Tuesday, August 07, 2007

Changing Iraq From The Bottom Up, Not Top Down

As a nation, we are increasingly dependent upon the federal government instead of ourselves, or at best our local government, to provide our daily needs and to assist in times of greater need.

Let’s face it: whether it’s the resolution of a social issue, relief and rescue from a natural disaster, or job creation, many in our nation immediately turn to the federal government, often times clear to the top, the President himself, for the answers, assistance, and blame.

When did our nation become filled with so many people seemingly incapable of doing for themselves, who first seek the hand of the highest possible level of government for support instead of addressing the issue by their own strengths?

At what point did we forget that this nation was built upon the hard work, entrepreneurship, ingenuity, and self-reliance of individuals and local organizations, not as a result of the federal government’s intervention?

When did the role of the federal government change from serving us in a very limited way, and was even then viewed as an obstruction to progress, into service as the primary driver of people’s lives?

Those questions can be addressed in another column, but are presented here as an illustration of the attitude, the mentality that the highest levels of government are the only reservoir to tap for answers to our woes.

This mind set not only minimizes our own citizenship, but also prevents some from seeing the reality that it’s the people who solve problems, not the government. And that’s what’s happening in Iraq.

But this type of tunnel vision, where the national government is believed to be the answer to all of our problems, prevents people from seeing the “bottom up” progress being made in Iraq.

Right now Iraq is moving forward from the bottom up, not the top down, achieving the political reconciliation so many believe is lacking.

But those here who believe in the federal government as the solution can’t see the success because they don’t see success at the highest levels of the Iraqi government. If the Iraqi national government isn’t becoming the answer for the lives of the Iraqi people (the way they view our government as the answer to our lives) then Iraq must be failing, right?

Wrong. The new way forward is achieving the progress Iraq needs but is accomplishing success in a way not anticipated.

The surge in troops and improved security is bringing about political reconciliation, but not at the highest levels. It’s taking place at the local level.

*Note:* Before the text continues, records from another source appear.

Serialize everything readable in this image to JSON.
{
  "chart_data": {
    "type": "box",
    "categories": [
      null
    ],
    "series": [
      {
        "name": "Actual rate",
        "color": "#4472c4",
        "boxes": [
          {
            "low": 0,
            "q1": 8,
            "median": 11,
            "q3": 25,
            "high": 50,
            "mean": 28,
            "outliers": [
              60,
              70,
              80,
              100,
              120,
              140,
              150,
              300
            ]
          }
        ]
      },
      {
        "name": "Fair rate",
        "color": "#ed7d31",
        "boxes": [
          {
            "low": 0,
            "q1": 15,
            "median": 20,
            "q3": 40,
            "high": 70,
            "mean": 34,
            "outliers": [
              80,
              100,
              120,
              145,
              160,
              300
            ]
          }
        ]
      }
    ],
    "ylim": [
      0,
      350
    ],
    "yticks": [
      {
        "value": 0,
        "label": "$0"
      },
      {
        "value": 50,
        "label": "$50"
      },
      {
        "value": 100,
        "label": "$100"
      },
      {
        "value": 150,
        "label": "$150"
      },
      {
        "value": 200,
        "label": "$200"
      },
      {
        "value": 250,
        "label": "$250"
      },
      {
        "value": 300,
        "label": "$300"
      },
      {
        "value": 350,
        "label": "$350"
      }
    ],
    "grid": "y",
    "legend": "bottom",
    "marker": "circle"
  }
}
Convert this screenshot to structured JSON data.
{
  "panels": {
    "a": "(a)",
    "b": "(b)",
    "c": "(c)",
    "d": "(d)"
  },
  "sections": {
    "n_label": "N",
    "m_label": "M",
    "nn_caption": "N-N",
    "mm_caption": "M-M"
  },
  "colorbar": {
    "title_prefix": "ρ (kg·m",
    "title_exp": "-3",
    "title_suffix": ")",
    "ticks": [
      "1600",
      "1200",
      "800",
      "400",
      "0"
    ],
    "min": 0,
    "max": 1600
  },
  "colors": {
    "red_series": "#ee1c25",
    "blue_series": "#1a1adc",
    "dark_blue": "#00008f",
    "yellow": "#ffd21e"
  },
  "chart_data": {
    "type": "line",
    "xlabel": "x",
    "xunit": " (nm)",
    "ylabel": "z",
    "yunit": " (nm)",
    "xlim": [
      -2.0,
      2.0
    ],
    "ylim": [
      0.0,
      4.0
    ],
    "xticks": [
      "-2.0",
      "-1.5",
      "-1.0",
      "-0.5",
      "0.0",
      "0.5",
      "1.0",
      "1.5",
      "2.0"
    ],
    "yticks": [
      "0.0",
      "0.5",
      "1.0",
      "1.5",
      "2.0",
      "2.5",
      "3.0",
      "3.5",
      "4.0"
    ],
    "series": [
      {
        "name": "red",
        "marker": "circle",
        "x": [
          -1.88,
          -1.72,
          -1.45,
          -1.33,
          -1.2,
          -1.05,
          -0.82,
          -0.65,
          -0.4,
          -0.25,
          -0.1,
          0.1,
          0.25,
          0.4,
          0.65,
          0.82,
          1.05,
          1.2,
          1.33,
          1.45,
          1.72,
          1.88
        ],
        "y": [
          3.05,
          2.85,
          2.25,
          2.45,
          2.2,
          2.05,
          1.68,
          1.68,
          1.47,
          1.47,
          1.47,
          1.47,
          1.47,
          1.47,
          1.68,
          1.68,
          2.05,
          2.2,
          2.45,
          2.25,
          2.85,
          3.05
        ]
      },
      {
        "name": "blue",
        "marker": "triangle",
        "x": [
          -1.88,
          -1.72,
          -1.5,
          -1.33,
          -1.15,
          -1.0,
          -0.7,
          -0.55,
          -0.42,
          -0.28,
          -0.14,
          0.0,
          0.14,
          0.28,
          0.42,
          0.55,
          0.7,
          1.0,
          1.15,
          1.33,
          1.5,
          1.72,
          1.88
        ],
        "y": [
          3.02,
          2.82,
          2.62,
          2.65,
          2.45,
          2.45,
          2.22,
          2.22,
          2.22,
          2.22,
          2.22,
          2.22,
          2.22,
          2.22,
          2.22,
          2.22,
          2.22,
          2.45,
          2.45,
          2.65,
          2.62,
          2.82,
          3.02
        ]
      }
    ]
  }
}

The tribes in the Anbar province which have come together over the course of the last 8 months or so to fight Al Qaeda may all be Sunni Muslims, but that doesn’t mean they would normally ally with one another. In fact, fighting amongst the tribes would tend to be the norm. Long running, decades or more, rivalries and blood feuds would normally prevent such cooperation. But those differences have been reconciled during the course of the surge such that political and security alliances could be created.

Similar cooperation is taking place among Sunni and Shia tribes in the area around Taji, north of Baghdad, as described in a July 23rd Washington Times article. Several tribes from both religious groups entered into an agreement to fight together against Sunni Al Qaeda terrorists and Shia Mahdi Army insurgents. Again, differences have been reconciled for the betterment of all.

On the 4th of August, Multi-National Forces Iraq reported on the accord reached by 14 of the major tribes in the Diyala province, including 11 Sunni, 3 Shiite, and 60 sub-tribes. The sheiks representing these tribes swore on the Quran to ally together for security in Diyala province, end inter-tribal fighting, and cooperate with the Iraqi Security Forces, as well as several other conditions of a peace treaty.

At the local level Iraqi’s are coming together. They are reconciling political differences. They are reconciling long standing feuds amongst each other. They are crossing tribal lines to cooperate with one another. They are crossing religious lines to build a better future.

Across Iraq, the progress sought by so many politicians here, the political reconciliation on which so many believe Iraq fails or succeeds, is taking place. But it’s occurring at the bottom first and building higher, which makes it difficult for “top down” centric people to grasp.

Here at home we need to open our eyes to the realities of this change and the potential driving power it has for the future of Iraq. After all, the power of the people far outweighs the power of any government.

The impetus for change occurs among the governed, not the government, whether here or abroad. At home, those among the elected and the electorate who’ve forgotten this need to remind themselves from where power is derived and who serves who.

To do so will remind them to look to the Iraqi people and what’s happening in the villages and neighborhoods to see that success is being achieved throughout Iraq, even if they can’t see it in the Green Zone. Just as we see success in our small towns and neighborhoods every day, even while our own Congress ineptly flails away, worthy of their mid-teens approval rating.